Perhaps part of the reason Bradbury has made such an impression in camp is his background at N.C. State, where he was surrounded by NFL talent, especially on the defensive line, that readied him for the battles he’ll soon be facing in the NFL.
Head coach Mike Zimmer appeared on the radio recently and made this declaration about the rookie: “[Gary] Kubiak said to me the other day, ‘If we were voting for offensive captains I’m not sure he wouldn’t get some votes.'”
Over the last two drafts, N.C. State produced 11 NFL draft picks. Out of 14 ACC schools, only Miami can match that with 11 of their own — more than Florida State or Clemson. In 2018, only Alabama had more draft picks than N.C. State.
Bradbury’s skillset — first as a guard, then as a center — was enhanced as a junior by facing 2018 third-round picks B.J. Hill (Giants) and Justin Jones (Chargers), both of whom are on this year’s Vikings schedule.
“You could see the culture change throughout my five years there,” Bradbury said. “Any time you have talent on a team iron sharpens iron. We had a lot of good battles in practice and I think that’s why we won the games that we did. It was a good few years.”
One of Bradbury’s closest friends on the team was quarterback Ryan Finley, a fourth-round selection of the Cincinnati Bengals. He was the videographer for Bradbury and Cole’s jet ski stunt, as well as Bradbury’s roommate last year.
Finley, Cole, Bradbury and a handful of teammates formed a casual book club at N.C. State where they read self-help guru Tim Ferriss — a way to better themselves off the field.
“We’re obviously football players and that’s our job,” said Bradbury, “but we’re obviously a lot more than that.”
On the field, that camaraderie had its benefits. Bradbury says that being surrounded by professional-caliber talent had a positive effect that not only raised the tide of the program but gave its many NFL hopefuls a model for how to prepare in practice and, eventually, how to get ready for the draft.
In an interview with Zone Coverage following the draft, Wolfpack offensive line coach Dwayne Ledford — who is now a coordinator with Louisville — said Bradbury turned into “one of the best practice players that I’ve ever been around.”
“Their hard work paid off,” said Bradbury of his former teammates. “It wasn’t by chance or luck that they went and had the success that they did.”
Friday night in New Orleans, Bradbury will put to the test all his offseason work that included a trip to Duke Manyweather’s offensive line camp, plenty of give-and-take with center-turned-guard Pat Elflein and thousands of snaps to Cousins.
He was one of the Vikings’ primary targets in last spring’s draft, brought in specifically to anchor their revamped wide zone scheme with his athleticism.
“There’s just a little bit more detail [in the NFL versus college],” Bradbury said early in camp. “You need to understand defenses a bit more.
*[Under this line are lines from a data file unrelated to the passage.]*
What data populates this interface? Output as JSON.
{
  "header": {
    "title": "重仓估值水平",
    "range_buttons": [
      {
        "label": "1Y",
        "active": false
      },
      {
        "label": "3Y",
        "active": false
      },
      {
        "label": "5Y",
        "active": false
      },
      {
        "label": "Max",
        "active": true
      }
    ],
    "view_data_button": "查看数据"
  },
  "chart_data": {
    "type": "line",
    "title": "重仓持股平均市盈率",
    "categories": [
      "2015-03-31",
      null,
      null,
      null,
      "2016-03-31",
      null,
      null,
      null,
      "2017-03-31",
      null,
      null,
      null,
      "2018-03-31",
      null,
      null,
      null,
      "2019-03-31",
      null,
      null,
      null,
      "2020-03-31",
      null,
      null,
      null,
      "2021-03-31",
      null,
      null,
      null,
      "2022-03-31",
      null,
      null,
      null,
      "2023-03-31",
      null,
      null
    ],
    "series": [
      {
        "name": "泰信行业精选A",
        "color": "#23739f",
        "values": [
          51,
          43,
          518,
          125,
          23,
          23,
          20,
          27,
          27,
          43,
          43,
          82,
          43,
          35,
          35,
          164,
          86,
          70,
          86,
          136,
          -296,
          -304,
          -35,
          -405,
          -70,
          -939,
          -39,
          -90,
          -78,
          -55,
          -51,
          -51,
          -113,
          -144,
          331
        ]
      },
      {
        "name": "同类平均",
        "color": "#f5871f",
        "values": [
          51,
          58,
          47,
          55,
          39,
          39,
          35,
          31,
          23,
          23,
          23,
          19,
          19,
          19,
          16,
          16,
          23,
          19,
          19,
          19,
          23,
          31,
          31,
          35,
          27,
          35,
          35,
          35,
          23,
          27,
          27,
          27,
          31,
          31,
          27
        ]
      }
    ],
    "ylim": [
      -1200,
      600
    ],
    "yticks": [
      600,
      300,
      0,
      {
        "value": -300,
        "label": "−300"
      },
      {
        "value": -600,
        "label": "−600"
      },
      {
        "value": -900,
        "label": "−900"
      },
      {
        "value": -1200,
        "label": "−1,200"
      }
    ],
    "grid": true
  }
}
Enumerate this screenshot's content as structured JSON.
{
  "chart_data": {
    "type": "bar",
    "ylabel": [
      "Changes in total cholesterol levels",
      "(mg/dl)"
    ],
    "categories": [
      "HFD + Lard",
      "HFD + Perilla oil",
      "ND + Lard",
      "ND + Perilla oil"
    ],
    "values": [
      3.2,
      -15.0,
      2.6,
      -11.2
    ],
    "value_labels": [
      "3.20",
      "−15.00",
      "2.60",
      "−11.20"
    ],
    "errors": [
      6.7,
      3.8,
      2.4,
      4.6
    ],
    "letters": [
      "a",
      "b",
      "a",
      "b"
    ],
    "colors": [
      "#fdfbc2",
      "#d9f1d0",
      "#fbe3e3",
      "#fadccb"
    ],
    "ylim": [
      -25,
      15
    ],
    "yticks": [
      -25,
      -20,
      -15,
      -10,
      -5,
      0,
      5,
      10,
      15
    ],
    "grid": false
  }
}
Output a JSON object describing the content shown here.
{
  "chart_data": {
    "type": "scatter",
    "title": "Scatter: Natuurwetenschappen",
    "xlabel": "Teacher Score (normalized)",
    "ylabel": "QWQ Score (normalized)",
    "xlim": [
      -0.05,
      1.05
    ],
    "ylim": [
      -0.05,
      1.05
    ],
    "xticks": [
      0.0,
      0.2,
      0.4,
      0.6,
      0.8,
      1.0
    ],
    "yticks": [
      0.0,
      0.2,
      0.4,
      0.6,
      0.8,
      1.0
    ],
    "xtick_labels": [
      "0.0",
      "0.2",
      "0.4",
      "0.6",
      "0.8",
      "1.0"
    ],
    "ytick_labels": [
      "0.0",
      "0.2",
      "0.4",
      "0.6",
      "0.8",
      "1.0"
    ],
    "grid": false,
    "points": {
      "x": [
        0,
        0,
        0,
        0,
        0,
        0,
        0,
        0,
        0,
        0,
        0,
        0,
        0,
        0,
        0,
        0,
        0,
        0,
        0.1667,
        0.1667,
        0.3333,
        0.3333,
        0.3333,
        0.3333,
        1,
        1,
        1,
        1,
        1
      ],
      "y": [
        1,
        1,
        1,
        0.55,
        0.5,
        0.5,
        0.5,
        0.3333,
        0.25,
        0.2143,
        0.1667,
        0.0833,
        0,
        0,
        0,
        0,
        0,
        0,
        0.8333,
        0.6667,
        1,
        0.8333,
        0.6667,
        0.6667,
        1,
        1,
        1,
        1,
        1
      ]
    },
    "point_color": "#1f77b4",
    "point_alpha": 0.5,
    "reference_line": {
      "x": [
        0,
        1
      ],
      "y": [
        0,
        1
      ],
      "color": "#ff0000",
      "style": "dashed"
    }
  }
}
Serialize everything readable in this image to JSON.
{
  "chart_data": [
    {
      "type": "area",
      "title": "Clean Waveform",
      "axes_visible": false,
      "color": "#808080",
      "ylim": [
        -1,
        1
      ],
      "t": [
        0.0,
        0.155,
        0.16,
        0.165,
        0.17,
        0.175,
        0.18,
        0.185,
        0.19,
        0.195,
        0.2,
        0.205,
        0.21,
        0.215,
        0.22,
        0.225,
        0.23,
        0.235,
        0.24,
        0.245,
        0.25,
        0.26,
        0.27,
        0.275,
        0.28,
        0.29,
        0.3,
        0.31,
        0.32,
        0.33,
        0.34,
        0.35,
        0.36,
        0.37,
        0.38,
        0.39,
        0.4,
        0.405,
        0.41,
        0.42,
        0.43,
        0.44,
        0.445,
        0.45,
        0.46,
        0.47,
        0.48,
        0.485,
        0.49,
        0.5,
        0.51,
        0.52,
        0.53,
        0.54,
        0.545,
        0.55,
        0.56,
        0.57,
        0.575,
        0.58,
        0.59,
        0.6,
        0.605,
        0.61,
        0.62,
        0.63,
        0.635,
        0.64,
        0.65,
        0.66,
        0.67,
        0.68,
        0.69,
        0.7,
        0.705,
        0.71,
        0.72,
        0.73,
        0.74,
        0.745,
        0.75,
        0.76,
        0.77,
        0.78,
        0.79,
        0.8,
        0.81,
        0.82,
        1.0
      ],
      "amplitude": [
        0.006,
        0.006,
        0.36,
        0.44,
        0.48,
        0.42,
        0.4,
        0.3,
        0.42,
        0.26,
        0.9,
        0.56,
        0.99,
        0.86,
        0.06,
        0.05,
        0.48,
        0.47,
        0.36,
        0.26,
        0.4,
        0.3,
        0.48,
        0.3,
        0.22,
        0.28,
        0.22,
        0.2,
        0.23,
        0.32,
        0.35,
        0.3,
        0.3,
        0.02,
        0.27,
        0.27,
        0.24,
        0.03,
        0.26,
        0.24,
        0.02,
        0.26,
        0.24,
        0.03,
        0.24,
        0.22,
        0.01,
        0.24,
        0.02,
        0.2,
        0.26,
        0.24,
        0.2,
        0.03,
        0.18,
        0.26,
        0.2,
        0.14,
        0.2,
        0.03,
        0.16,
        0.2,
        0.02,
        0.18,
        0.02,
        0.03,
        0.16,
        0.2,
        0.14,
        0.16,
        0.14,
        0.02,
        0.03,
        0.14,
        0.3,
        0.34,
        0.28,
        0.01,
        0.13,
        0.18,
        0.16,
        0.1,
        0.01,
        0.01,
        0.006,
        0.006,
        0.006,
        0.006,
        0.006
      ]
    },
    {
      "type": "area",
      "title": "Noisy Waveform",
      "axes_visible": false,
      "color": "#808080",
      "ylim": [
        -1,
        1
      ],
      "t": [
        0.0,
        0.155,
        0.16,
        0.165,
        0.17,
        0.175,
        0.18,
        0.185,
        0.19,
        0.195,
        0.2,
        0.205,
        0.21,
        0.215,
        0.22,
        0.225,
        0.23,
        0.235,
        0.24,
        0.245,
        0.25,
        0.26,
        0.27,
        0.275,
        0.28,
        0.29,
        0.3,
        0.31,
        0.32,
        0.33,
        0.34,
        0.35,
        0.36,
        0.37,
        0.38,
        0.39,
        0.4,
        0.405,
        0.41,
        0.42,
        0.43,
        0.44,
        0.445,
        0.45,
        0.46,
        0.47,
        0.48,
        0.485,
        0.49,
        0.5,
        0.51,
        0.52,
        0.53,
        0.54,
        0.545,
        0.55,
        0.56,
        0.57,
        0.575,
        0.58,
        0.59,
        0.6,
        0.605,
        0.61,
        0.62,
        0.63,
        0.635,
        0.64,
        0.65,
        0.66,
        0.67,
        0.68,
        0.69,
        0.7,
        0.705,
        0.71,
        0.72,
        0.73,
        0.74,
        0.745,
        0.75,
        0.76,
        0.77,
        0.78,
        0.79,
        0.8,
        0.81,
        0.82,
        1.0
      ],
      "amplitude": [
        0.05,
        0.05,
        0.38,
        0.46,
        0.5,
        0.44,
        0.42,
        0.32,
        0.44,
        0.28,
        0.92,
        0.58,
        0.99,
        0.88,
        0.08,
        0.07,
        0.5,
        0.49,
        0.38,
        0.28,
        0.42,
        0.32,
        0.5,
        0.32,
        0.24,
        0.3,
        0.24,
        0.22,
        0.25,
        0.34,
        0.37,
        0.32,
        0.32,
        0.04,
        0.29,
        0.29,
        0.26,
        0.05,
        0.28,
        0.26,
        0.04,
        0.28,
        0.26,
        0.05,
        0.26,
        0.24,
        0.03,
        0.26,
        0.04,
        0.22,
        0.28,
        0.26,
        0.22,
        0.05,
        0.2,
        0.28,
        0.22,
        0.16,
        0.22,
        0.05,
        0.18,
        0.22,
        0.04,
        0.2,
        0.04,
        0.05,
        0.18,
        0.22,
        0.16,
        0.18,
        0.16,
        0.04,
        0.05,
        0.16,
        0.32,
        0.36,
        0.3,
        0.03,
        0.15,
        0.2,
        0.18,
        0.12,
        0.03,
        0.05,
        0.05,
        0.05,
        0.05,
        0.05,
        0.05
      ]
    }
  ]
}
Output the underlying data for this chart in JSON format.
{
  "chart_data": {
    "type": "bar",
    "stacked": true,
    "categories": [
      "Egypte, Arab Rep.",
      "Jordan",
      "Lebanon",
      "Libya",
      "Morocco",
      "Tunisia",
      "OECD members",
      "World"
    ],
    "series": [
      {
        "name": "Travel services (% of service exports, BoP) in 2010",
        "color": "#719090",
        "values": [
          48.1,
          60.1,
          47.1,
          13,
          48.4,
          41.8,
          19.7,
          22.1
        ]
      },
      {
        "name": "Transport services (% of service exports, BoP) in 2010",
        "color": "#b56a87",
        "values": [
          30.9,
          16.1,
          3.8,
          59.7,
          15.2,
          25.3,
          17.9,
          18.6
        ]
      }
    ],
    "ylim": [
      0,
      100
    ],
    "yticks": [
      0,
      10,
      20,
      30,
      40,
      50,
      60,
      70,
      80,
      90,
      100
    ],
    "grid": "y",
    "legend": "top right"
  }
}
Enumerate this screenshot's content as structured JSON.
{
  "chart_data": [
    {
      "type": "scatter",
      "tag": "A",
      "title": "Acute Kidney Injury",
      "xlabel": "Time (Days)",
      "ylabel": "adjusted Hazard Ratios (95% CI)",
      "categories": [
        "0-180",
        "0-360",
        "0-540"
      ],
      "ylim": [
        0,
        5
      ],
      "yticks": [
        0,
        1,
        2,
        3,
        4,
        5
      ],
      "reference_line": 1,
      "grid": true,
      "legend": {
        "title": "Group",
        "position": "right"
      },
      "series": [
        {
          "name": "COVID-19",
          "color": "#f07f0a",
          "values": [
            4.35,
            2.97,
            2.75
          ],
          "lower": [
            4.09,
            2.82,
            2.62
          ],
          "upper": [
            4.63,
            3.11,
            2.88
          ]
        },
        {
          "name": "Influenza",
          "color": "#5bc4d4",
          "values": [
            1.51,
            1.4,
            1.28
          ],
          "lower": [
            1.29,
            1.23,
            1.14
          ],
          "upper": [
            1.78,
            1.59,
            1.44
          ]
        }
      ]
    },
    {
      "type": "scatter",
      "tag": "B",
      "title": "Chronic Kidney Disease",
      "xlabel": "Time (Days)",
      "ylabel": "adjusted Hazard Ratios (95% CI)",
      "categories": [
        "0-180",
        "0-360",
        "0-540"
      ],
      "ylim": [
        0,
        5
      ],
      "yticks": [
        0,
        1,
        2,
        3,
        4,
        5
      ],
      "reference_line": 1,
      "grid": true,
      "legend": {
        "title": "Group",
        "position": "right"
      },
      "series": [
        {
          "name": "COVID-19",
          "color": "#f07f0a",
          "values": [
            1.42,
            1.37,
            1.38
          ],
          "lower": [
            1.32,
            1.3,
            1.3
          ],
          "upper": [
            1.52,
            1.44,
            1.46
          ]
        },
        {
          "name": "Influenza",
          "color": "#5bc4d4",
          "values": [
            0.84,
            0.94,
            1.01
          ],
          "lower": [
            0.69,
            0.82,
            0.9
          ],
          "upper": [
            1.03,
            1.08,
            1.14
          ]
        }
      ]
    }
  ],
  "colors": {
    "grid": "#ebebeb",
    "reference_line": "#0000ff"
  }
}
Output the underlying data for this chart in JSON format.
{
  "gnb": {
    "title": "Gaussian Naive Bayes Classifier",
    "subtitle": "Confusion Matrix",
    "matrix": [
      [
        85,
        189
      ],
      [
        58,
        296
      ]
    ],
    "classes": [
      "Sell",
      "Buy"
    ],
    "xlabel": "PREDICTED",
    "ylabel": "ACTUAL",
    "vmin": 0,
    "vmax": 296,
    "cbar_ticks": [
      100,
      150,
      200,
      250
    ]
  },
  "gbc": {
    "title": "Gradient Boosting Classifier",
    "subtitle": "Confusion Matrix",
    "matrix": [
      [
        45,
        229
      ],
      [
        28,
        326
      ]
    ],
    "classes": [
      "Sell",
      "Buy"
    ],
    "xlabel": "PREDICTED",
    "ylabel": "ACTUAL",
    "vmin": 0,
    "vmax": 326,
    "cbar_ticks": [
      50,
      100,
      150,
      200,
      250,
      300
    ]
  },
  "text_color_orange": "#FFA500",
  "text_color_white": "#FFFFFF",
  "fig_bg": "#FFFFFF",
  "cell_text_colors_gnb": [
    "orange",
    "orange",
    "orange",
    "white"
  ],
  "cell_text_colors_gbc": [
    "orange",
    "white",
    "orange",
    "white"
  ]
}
I don’t know if it’s a leg up, but it’s a play I love running as an offensive lineman, and it’s a really good scheme.”
Bradbury just turned 24 years old, one of the older offensive linemen drafted. Cousins, though, sees a maturity from Bradbury not usually evident in rookies.
“He’s very mature,” said Cousins after a training camp walkthrough. “I just talked to him in the locker room, and I just feel I’m not talking to someone who’s right out of college. I feel like I’m talking to someone who’s about my age.”
Well-rounded from his N.C. State journey, Bradbury does not come across as easily fazed. But it doesn’t mean he’s immune to nerves. After all, not every day can be spent riding jet skis at Lake Wylie.
“I expect pregame jitters. I had those in college every year,” said Bradbury, “but as soon as you hit someone, as soon as that first ball is snapped, all that goes away and you just play football again.”